The DEP also found the work site did not have the culverts, ditch lines and sediment control needed to prevent sediments from flowing into the creek, the Natural Resources Defense Council wrote in a letter to the DEP.

The same year, an inspector with the DEP's underground storage tank program wrote to the OOG of Webb: "He is a loose cannon, doing as he jolly well pleases, right or wrong, regulations be damned."

Despite unabated violations, the agency renewed the company's permit in October 2007. At the same time, the agency asked the company to shut down its pits.

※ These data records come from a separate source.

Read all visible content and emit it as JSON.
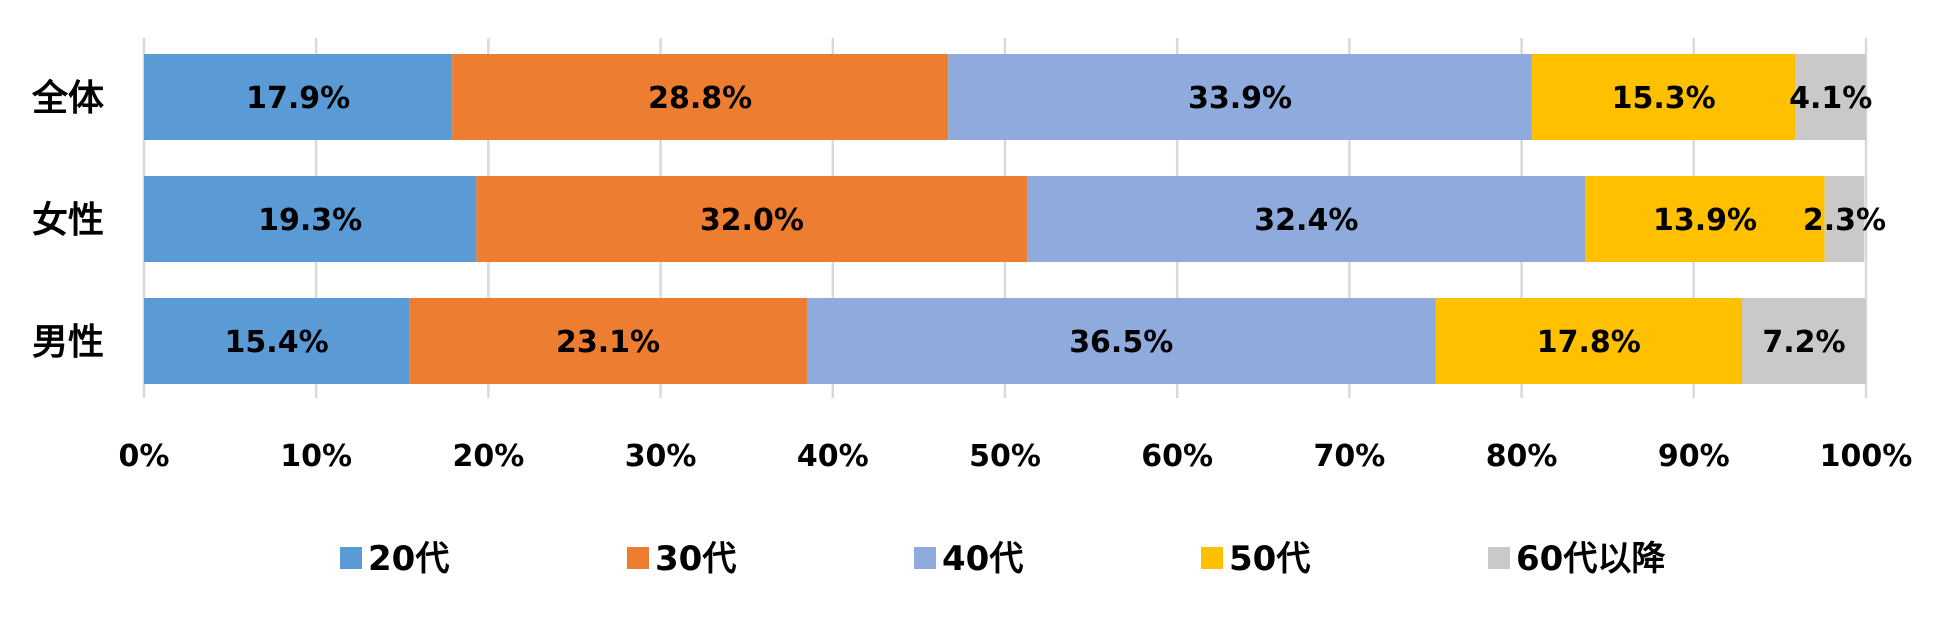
{
  "chart_data": {
    "type": "bar",
    "orientation": "horizontal",
    "stacked": "percent",
    "categories": [
      "全体",
      "女性",
      "男性"
    ],
    "series": [
      {
        "name": "20代",
        "color": "#5B9BD5",
        "values": [
          17.9,
          19.3,
          15.4
        ]
      },
      {
        "name": "30代",
        "color": "#ED7D31",
        "values": [
          28.8,
          32.0,
          23.1
        ]
      },
      {
        "name": "40代",
        "color": "#8FAADC",
        "values": [
          33.9,
          32.4,
          36.5
        ]
      },
      {
        "name": "50代",
        "color": "#FFC000",
        "values": [
          15.3,
          13.9,
          17.8
        ]
      },
      {
        "name": "60代以降",
        "color": "#C9C9C9",
        "values": [
          4.1,
          2.3,
          7.2
        ]
      }
    ],
    "data_labels": [
      [
        "17.9%",
        "28.8%",
        "33.9%",
        "15.3%",
        "4.1%"
      ],
      [
        "19.3%",
        "32.0%",
        "32.4%",
        "13.9%",
        "2.3%"
      ],
      [
        "15.4%",
        "23.1%",
        "36.5%",
        "17.8%",
        "7.2%"
      ]
    ],
    "xlim": [
      0,
      100
    ],
    "xticks": [
      0,
      10,
      20,
      30,
      40,
      50,
      60,
      70,
      80,
      90,
      100
    ],
    "xtick_labels": [
      "0%",
      "10%",
      "20%",
      "30%",
      "40%",
      "50%",
      "60%",
      "70%",
      "80%",
      "90%",
      "100%"
    ],
    "grid": "vertical",
    "legend": "bottom",
    "title": "",
    "xlabel": "",
    "ylabel": ""
  }
}
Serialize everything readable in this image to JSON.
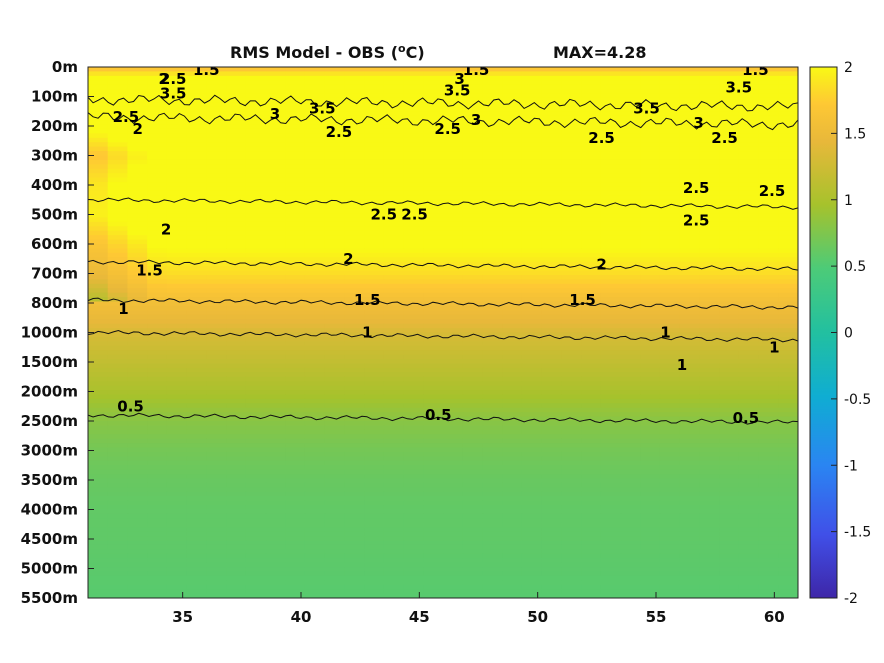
{
  "chart_data": {
    "type": "heatmap",
    "title": "RMS Model - OBS (",
    "title_unit_sup": "o",
    "title_unit_end": "C)",
    "max_label": "MAX=4.28",
    "x_ticks": [
      35,
      40,
      45,
      50,
      55,
      60
    ],
    "x_range": [
      31,
      61
    ],
    "y_tick_labels": [
      "0m",
      "100m",
      "200m",
      "300m",
      "400m",
      "500m",
      "600m",
      "700m",
      "800m",
      "1000m",
      "1500m",
      "2000m",
      "2500m",
      "3000m",
      "3500m",
      "4000m",
      "4500m",
      "5000m",
      "5500m"
    ],
    "colorbar": {
      "range": [
        -2,
        2
      ],
      "ticks": [
        2,
        1.5,
        1,
        0.5,
        0,
        -0.5,
        -1,
        -1.5,
        -2
      ],
      "tick_labels": [
        "2",
        "1.5",
        "1",
        "0.5",
        "0",
        "-0.5",
        "-1",
        "-1.5",
        "-2"
      ],
      "colormap": [
        "#3e26a8",
        "#4050e8",
        "#2a85f2",
        "#0fadd2",
        "#22c0a0",
        "#4ccb78",
        "#a6c22c",
        "#e8b83a",
        "#fec834",
        "#f9f915"
      ]
    },
    "depth_profile": {
      "depth_index": [
        0,
        0.5,
        1,
        1.5,
        2,
        3,
        4,
        5,
        6,
        7,
        8,
        9,
        10,
        11,
        12,
        13,
        14,
        15,
        16,
        17,
        18
      ],
      "rms": [
        1.4,
        2.3,
        2.9,
        3.3,
        2.7,
        2.1,
        2.4,
        2.5,
        2.05,
        1.75,
        1.3,
        1.0,
        0.85,
        0.7,
        0.52,
        0.42,
        0.36,
        0.33,
        0.32,
        0.3,
        0.28
      ]
    },
    "contours": [
      {
        "level": "0.5",
        "depth_index": 11.8
      },
      {
        "level": "1",
        "depth_index": 9.0
      },
      {
        "level": "1.5",
        "depth_index": 7.9
      },
      {
        "level": "2",
        "depth_index": 6.6
      },
      {
        "level": "2.5",
        "depth_index": 4.5
      },
      {
        "level": "3",
        "depth_index": 1.7
      },
      {
        "level": "3.5",
        "depth_index": 1.1
      }
    ],
    "contour_labels": [
      {
        "text": "0.5",
        "x": 32.8,
        "d": 11.5
      },
      {
        "text": "0.5",
        "x": 45.8,
        "d": 11.8
      },
      {
        "text": "0.5",
        "x": 58.8,
        "d": 11.9
      },
      {
        "text": "1",
        "x": 32.5,
        "d": 8.2
      },
      {
        "text": "1",
        "x": 42.8,
        "d": 9.0
      },
      {
        "text": "1",
        "x": 55.4,
        "d": 9.0
      },
      {
        "text": "1",
        "x": 60.0,
        "d": 9.5
      },
      {
        "text": "1",
        "x": 56.1,
        "d": 10.1
      },
      {
        "text": "1.5",
        "x": 33.6,
        "d": 6.9
      },
      {
        "text": "1.5",
        "x": 42.8,
        "d": 7.9
      },
      {
        "text": "1.5",
        "x": 51.9,
        "d": 7.9
      },
      {
        "text": "1.5",
        "x": 36.0,
        "d": 0.1
      },
      {
        "text": "1.5",
        "x": 47.4,
        "d": 0.1
      },
      {
        "text": "1.5",
        "x": 59.2,
        "d": 0.1
      },
      {
        "text": "2",
        "x": 34.3,
        "d": 5.5
      },
      {
        "text": "2",
        "x": 34.2,
        "d": 0.4
      },
      {
        "text": "2",
        "x": 33.1,
        "d": 2.1
      },
      {
        "text": "2",
        "x": 42.0,
        "d": 6.5
      },
      {
        "text": "2",
        "x": 52.7,
        "d": 6.7
      },
      {
        "text": "2.5",
        "x": 34.6,
        "d": 0.4
      },
      {
        "text": "2.5",
        "x": 32.6,
        "d": 1.7
      },
      {
        "text": "2.5",
        "x": 41.6,
        "d": 2.2
      },
      {
        "text": "2.5",
        "x": 46.2,
        "d": 2.1
      },
      {
        "text": "2.5",
        "x": 52.7,
        "d": 2.4
      },
      {
        "text": "2.5",
        "x": 57.9,
        "d": 2.4
      },
      {
        "text": "2.5",
        "x": 43.5,
        "d": 5.0
      },
      {
        "text": "2.5",
        "x": 44.8,
        "d": 5.0
      },
      {
        "text": "2.5",
        "x": 56.7,
        "d": 5.2
      },
      {
        "text": "2.5",
        "x": 56.7,
        "d": 4.1
      },
      {
        "text": "2.5",
        "x": 59.9,
        "d": 4.2
      },
      {
        "text": "3",
        "x": 46.7,
        "d": 0.4
      },
      {
        "text": "3",
        "x": 38.9,
        "d": 1.6
      },
      {
        "text": "3",
        "x": 47.4,
        "d": 1.8
      },
      {
        "text": "3",
        "x": 56.8,
        "d": 1.9
      },
      {
        "text": "3.5",
        "x": 34.6,
        "d": 0.9
      },
      {
        "text": "3.5",
        "x": 46.6,
        "d": 0.8
      },
      {
        "text": "3.5",
        "x": 58.5,
        "d": 0.7
      },
      {
        "text": "3.5",
        "x": 40.9,
        "d": 1.4
      },
      {
        "text": "3.5",
        "x": 54.6,
        "d": 1.4
      }
    ]
  }
}
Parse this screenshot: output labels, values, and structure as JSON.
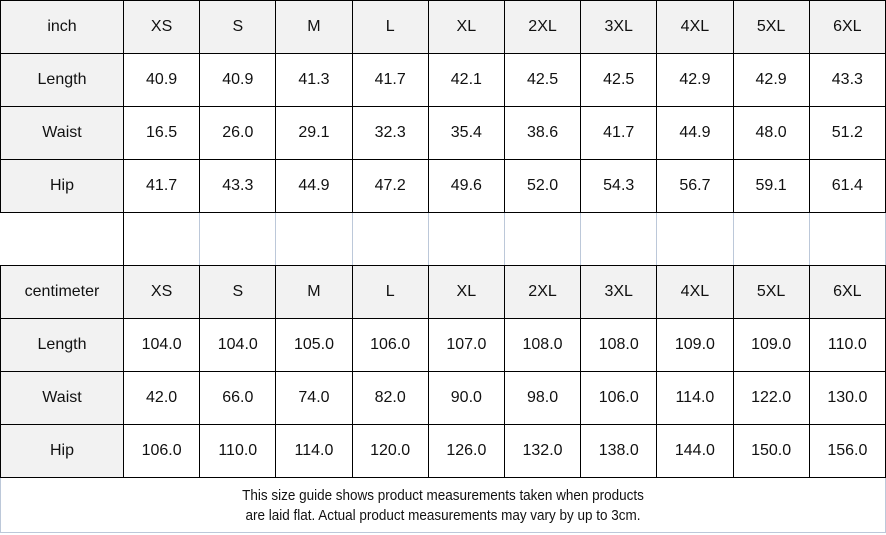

"There is strong evidence that DEP has turned a blind eye to a flagrant violator and DEP must use this case to reassess its oversight of the UIC program and all oil and gas waste management in the state of West Virginia," Matthew McFeeley, a staff attorney with the NRDC, wrote to the OOG.

In 2008, the company was cited for operating a well without a permit. The OOG also found that the company had not closed down its pit. This was OK because the company monitors a nearby stream for pollutants, wrote Cosco, communications director of the DEP.

"We have not seen parameters such as chlorides and hydrocarbons substantially elevated, which would indicate pit leakage," she wrote.

The company continues to operate in the state. That's because the company had addressed all the violations issued to it, Cosco added.

The DEP will hold a public hearing in the next few weeks on renewing the company's permit, she said.